Uma coisa como deve ser, quadrada, rentinha ao chão e com uns pequenos ressaltos laterais que permitiam uma perfeita aderência, quer das botas, no Inverno, quer de umas sapatilhas de lona, que mais tarde se vieram a chamar ténis, no tempo quente.

Um gajo cagava acocorado, posição ideal para que a defecação saísse na totalidade. A merda fazia dois sons distintos – lembro-me como se fosse hoje – “paff”, quando batia no ligeiro plano inclinado de louça ou “ploc” quando acertava no buraco perfeitamente centrado dessa peça maravilhosamente fabricada na “Sacavém” – não havia essas paneleirices da “roca” ou do “mantovani” – palavra mágica que aparecia, a azul (uma diagonal perfeita), num dos rebordos que, há muitos anos, já tinham sido brancos.

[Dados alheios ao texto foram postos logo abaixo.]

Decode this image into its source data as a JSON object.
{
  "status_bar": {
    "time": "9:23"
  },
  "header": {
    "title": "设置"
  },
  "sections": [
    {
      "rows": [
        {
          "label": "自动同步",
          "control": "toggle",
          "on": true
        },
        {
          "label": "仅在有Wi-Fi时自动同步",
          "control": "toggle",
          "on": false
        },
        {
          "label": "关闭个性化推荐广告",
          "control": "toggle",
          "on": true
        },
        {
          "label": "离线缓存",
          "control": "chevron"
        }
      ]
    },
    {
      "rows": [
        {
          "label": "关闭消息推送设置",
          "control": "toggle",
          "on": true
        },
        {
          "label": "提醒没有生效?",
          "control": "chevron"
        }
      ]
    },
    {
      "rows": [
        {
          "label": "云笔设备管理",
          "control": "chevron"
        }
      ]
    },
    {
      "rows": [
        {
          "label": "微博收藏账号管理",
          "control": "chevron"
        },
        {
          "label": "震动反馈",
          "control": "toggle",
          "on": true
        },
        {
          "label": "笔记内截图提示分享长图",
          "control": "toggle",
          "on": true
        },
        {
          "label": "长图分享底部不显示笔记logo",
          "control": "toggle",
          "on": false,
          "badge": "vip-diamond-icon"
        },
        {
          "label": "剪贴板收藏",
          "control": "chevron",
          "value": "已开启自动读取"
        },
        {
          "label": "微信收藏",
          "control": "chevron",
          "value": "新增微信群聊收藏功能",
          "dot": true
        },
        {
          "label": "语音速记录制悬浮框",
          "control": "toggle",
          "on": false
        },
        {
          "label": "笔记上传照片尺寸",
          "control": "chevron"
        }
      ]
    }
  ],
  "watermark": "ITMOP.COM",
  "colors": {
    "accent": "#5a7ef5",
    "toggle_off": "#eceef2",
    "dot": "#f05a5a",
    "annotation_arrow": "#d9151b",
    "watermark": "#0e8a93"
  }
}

Uma e outra situação tinham as suas “nuances” escatolófilas: No primeiro caso soltavam-se uns ligeiros vapores perfumados, mais perceptíveis no frio do Inverno. No segundo eram as gotas de água (só água?) que, ao ressaltarem sob o impacto do cagalhão, vinham refrescar o cú assado pelos calores do Estio.


Fica a solene homenagem Escória a essa grande fábrica, infelizmente já substituída por um condomínio fechado (As voltas que o Maior Português de Sempre deve dar na campa rasa de Santa Comba), que parece – dizem, que eu não sei nada dessas coisas – serve de poiso a uma data de directores de finanças da zona (porque será?) e que proporcionou, durante anos e anos, a milhões de compatriotas, cagadeiras para aliviar a tripa, mijadeiras para mudar a água às azeitonas e bidés para lavar as partes.